A prosecutor initially rejected charges against Johnson, the deputy in the kneeling case, in June 2022, records show. But the district attorney’s office again did not disclose the memo until it was requested by a Times reporter, also in November.
While Teran and Iniguez declined to discuss specifics about any of the delayed cases, they said sometimes the process of releasing declination documents to the public is slowed out of an abundance of care for victims’ families.
Sometimes, memos need to be edited to remove references to a victim’s gang affiliation or criminal history that had no relevance to the shooting, Iniguez said. The office has also been scheduling meetings with the loved ones of those killed by police to discuss cases in which officers won’t be charged before confirming those decisions to the public.
During the news conference in which Lowe’s family accused Gascón of not doing enough to prosecute police officers, Blacknell walked downstairs from her office to the protest to speak with the aggrieved parties.
Families of those killed by police held protests in the same spot for years during Lacey’s tenure, but the office never sent a representative.
“All I heard today was a lot of pain … and as a Black woman with a 15-year-old son who is going to start driving next year, I completely empathize.
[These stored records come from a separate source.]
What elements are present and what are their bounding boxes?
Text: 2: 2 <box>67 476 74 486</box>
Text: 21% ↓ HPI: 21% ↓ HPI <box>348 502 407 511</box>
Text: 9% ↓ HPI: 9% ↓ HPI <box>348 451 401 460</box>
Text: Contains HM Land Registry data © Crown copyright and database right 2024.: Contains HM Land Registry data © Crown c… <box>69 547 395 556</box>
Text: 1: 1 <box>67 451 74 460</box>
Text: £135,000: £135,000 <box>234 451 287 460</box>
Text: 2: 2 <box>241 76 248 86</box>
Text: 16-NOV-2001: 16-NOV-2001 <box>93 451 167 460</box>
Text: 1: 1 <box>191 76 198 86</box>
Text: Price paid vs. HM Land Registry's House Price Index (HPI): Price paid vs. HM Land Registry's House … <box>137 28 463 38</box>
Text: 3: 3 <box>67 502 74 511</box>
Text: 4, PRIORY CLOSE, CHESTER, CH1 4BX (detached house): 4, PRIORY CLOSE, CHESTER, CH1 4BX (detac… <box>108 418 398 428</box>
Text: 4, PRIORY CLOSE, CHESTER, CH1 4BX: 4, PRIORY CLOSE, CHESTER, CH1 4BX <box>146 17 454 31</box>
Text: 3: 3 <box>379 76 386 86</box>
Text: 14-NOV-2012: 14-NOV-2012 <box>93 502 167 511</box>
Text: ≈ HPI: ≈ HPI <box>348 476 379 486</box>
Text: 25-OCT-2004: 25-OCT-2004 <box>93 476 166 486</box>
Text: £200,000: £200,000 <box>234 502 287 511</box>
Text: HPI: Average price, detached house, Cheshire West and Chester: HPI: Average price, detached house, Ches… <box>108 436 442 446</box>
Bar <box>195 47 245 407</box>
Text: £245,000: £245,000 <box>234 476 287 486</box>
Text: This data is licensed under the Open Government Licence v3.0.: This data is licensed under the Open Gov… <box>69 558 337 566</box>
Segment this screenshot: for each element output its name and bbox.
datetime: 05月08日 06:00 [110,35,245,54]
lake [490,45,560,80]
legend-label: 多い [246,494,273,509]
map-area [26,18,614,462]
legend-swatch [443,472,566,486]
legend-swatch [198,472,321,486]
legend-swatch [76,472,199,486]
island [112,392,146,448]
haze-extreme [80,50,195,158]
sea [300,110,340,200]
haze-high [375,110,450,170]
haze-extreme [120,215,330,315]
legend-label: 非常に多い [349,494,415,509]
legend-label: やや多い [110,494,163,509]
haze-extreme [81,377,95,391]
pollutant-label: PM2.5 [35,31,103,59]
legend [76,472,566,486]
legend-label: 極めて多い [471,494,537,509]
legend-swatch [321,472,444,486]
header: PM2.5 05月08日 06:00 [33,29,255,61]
I will never know what it’s like, hopefully, to lose a loved one to police violence, but I fear it every single day,” Blacknell told the crowd in February. “I am here only to support. I am not here to defend [law enforcement].”
While some of Lowe’s relatives shouted at Blacknell that they wanted more than just “words,” other protesters that day embraced her. At least one was a former client from Blacknell’s time as a public defender, she said.
Legal experts said Gascón’s caring approach to victims of police violence and public stances on prosecuting officers who cross legal lines are laudable. But they added that he has to walk a fine line between delivering on his campaign promises and avoiding courtroom losses that could further shake public confidence in the criminal justice system’s ability to hold cops accountable.
“I think he’s looking to show that they’re going to be more aggressive in bringing cases than the prior administration was. And then they come up against the reality: I don’t think we can say that Lacey’s group was doing it wrong,” Levenson said.
“It’s really important to win these cases,” she continued, “because we have seen historically how devastating it is to these communities to charge officers and have them walk.”